Open questions
Correspondence welcome
5 May 02
Facilitation training teaches one that participants become more
invested in the process and the outcomes when insights emerge from
themselves, when their voice is heard. (One of the outcomes, is an
interest in participating in further group process.) I extend this
principle about group process to reflection processes, such as
freewriting, that allow a person to bring to the surface insights
that they were not, at first, prepared to acknowledge. (See
http://www.faculty.umb.edu/peter_taylor/journey.html)
Q1: What is it about being a person that makes this the case?
This question might make more sense if we ask another question,
Q2: why can't a person become just as invested in a well-thought out
plan that others with more experience and knowledge had produced?
One answer to Q2 is that there is often a backlash against
innovations and change, a backlash that reveals people's fear.
Q3: What leads to people having fear that gets in the way of their
intelligence?
One answer to Q3 depends on noting that people have a backlog of fear
that they haven't processed from previous experiences (see
Weissglass, "Constructivist Listening") and are constantly operating
on top of this, keeping it suppressed. If anything starts to open
that Pandora's box, it is scary and it feels safer to close it again.
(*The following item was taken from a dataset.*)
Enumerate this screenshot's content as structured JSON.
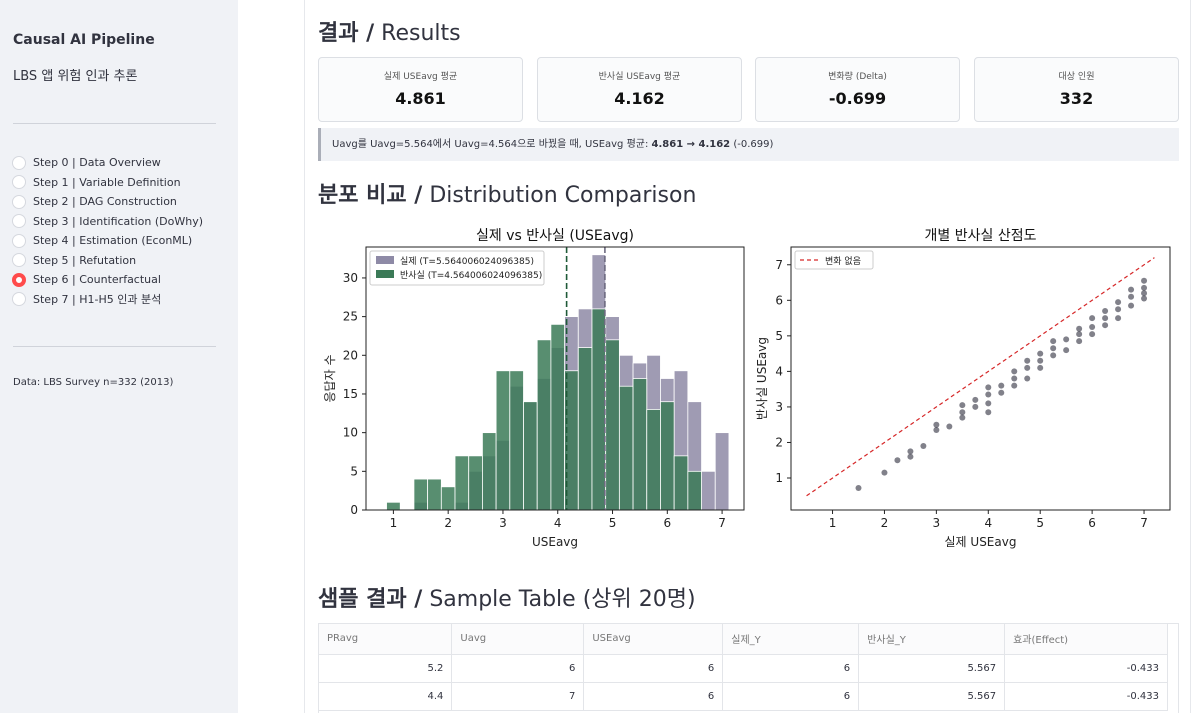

One kind of answer to Q1 then is that in well-facilitated
participation the person is getting more in touch with their
intelligence, seeing how a web of support can be built, and noticing
what that feels like before fear has a chance to get in the way.
Q4: What kind of group process could we invent that would build a
support structure for each individual as they try to make changes
(that is, not only when they participate in group processes such as
participatory planning)?
One answer is the circle of elders in which say 6 people listen to a
person's problem of the moment and then the person listens to the
responses, which are not supposed to take the form of direct advice.
(Does anyone have a source for this?)
Others? Or adaptations of this?
29 Oct. 01
I invented the term "flexible engagement" a year or so ago. It seemed to capture the challenge for researchers in any knowledge-making situation of connecting quickly with others who are almost ready to fosterÑformally or otherwiseÑparticipatory processes and, through the experience such processes provide their participants, to enhance the capacity of others to do likewise. The term plays off the "flexible specialization" that arose during the 1980s, wherein transnational corporations directed production and investment quickly to the most profitable areas, discounting previous commitments to full-time employees and their localities. Open question: Would flexible engagement constitute resistance or accommodation to flexible specialization?